The New York Times reported on Wednesday that a U.S. defense official said that many ISIS leaders have begun to flee Raqqa, but will likely continue to carry on the fight from other safe havens in Iraq and Syria. Though many leaders are being pushed out of their de facto capital, about 3,000 to 4,000 Islamic fighters remain in the city.
CNN reports that the Pentagon and the Marine Corps refuse to comment on the deployment for security regions. However, two U.S. officials said that because Marines were already deployed to the region, the decision to move troops to Syria did not need to be approved by President Trump or Secretary Mattis, though both the White House and the Pentagon were aware of the plan.
The Washington Post added that the plan to move Marines into Syria has “been in the works for some time” and is not a byproduct of the new Trump administration.
Coalition spokesman U.S. Air Force Colonel John Dorrian said that the effort to isolation Raqqa was “going very, very well” thus far and putting Marines on the ground will speed up the efforts, according to Reuters.
“We have had what I would describe as a pretty relentless air campaign to destroy enemy capabilities and to kill enemy fighters in that area already. That is something that we are going to continue and intensify with this new capability,” Dorrian said.
“We are talking about an additional 400 or so forces in total, and they will be there for a temporary period,” he continued.
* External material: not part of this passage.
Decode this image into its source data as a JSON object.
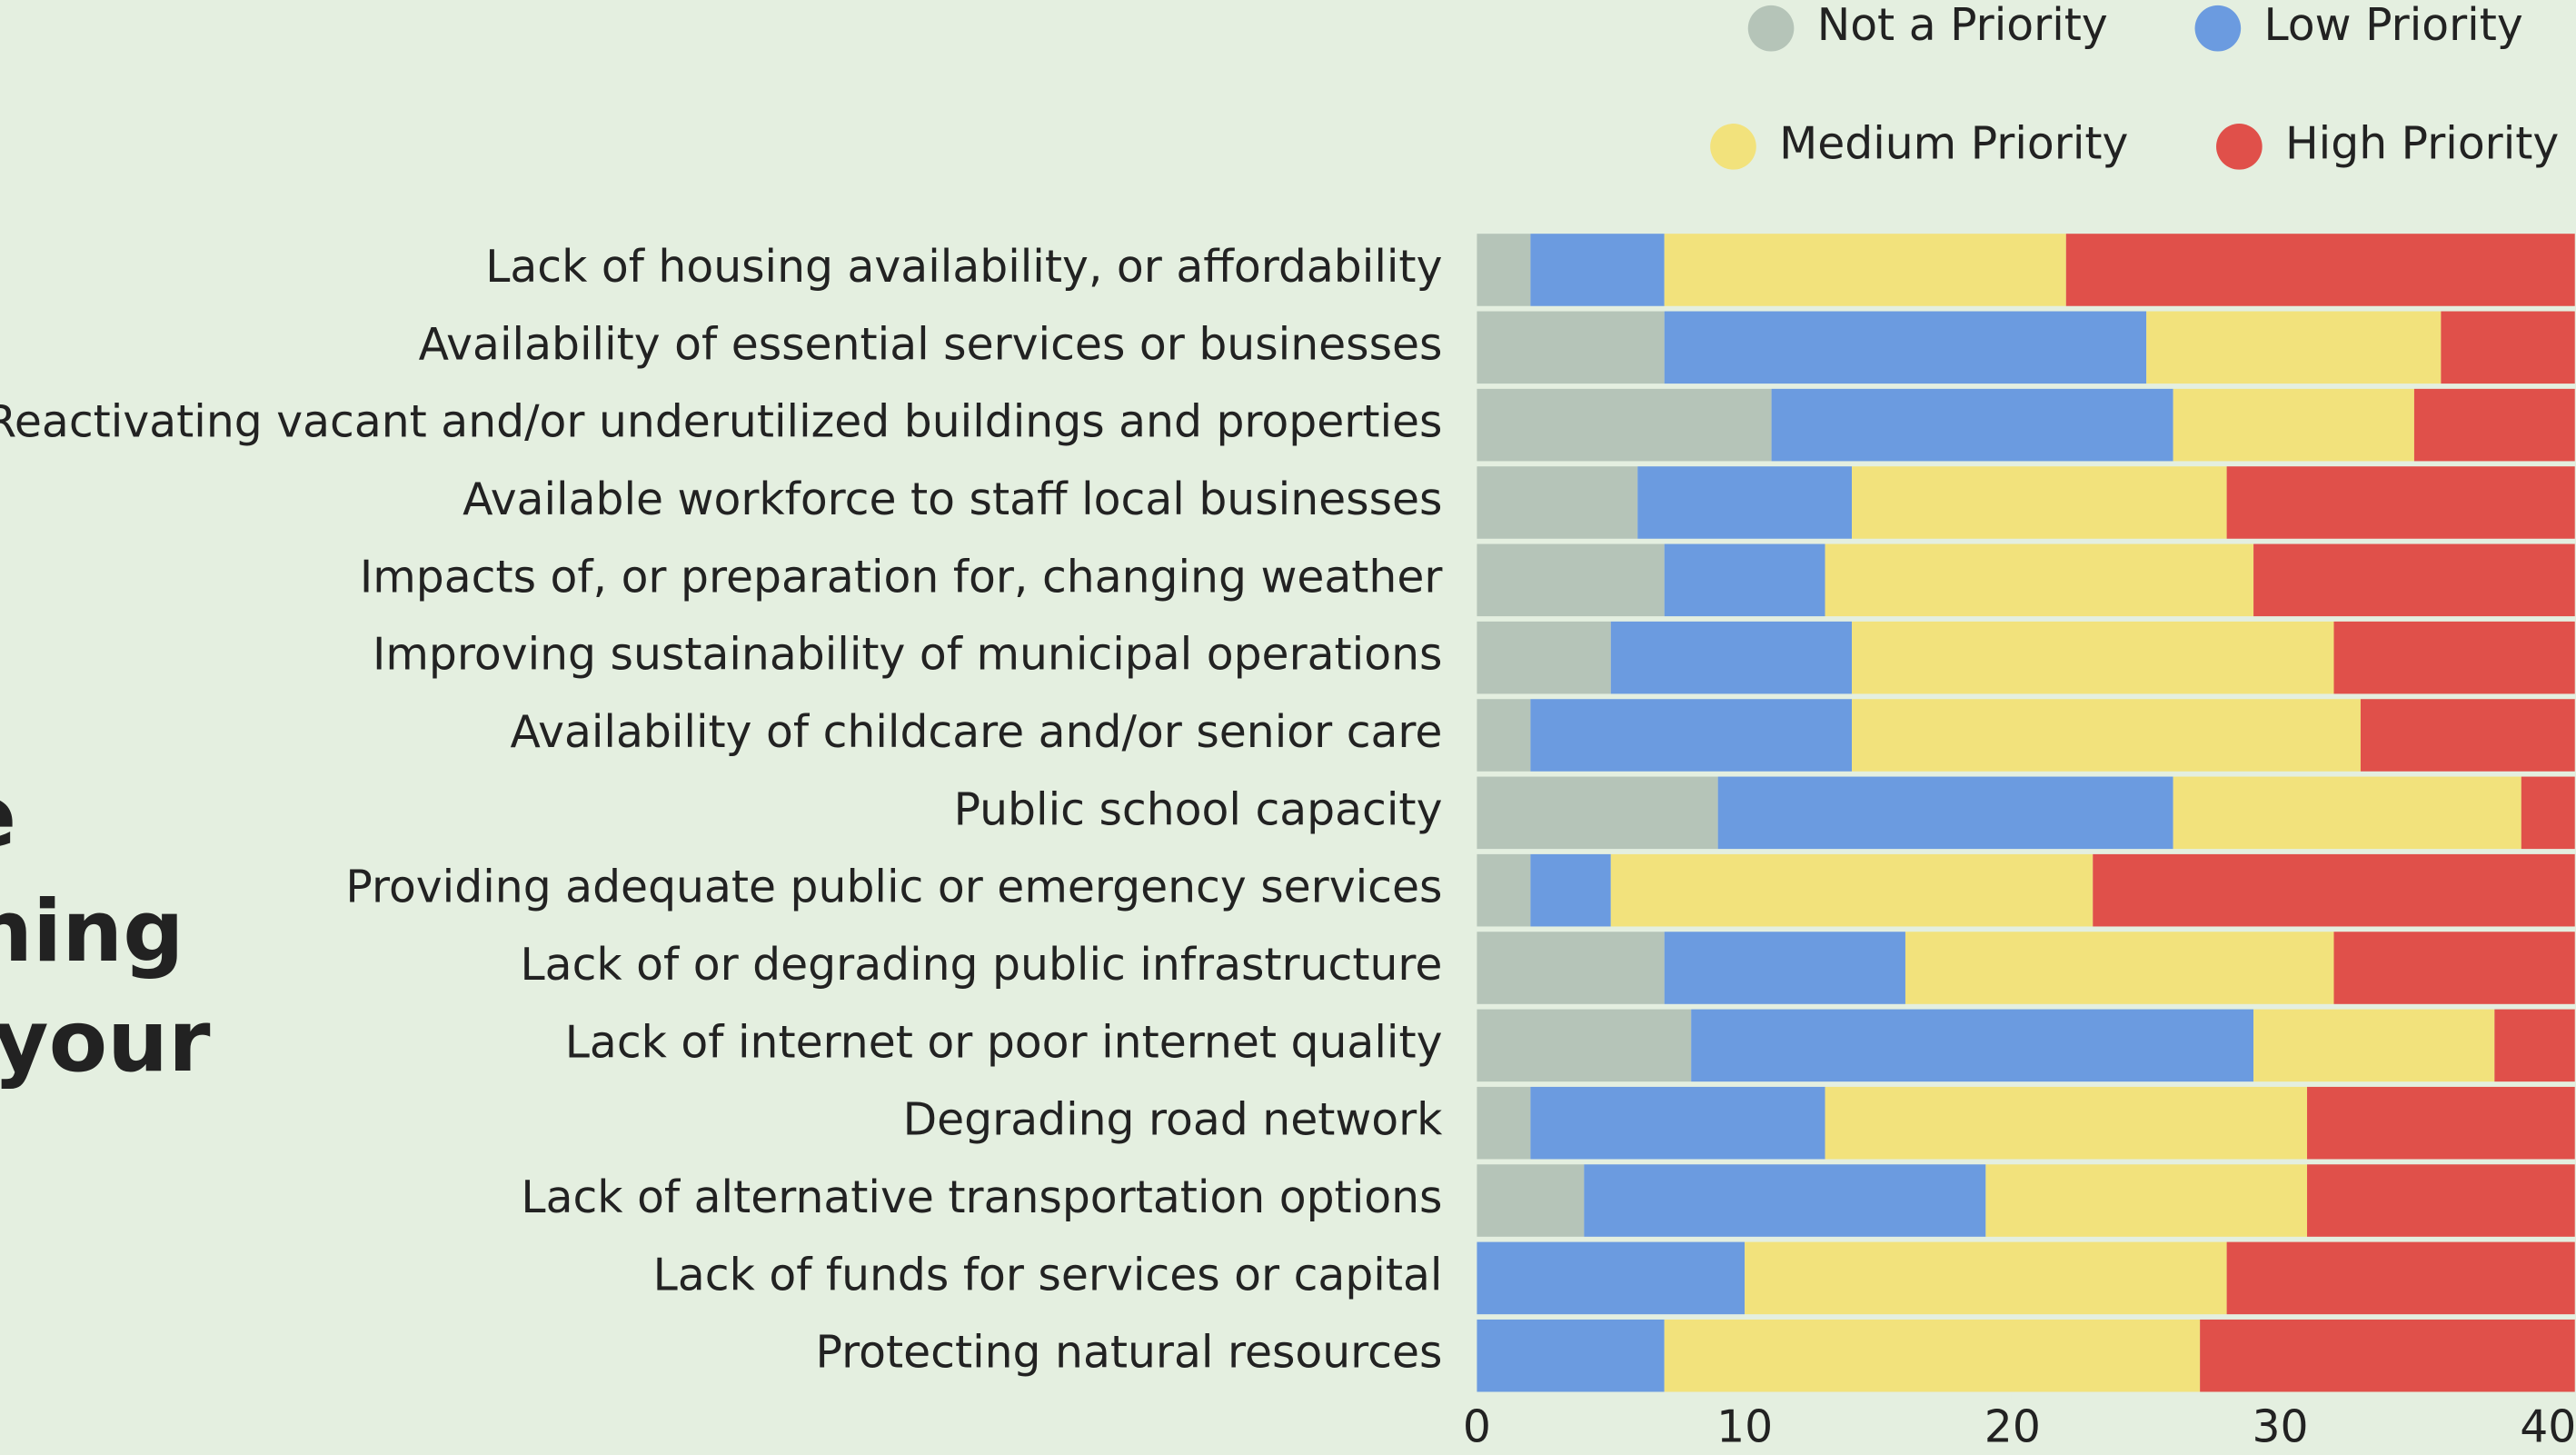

The SDF includes ethnic Assyrians, Turkmen, Armenians, and Arabs; but is comprised mostly of Kurdish forces, fighters from Kurdistan, a region of the Middle East that encompasses small parts of northern Iraq, northern Syria, Turkey, and Iran.
A small number of U.S. Marines are currently in Manbij, a town in northern Syria, in order to keep peace between the Turkish and Kurdish forces.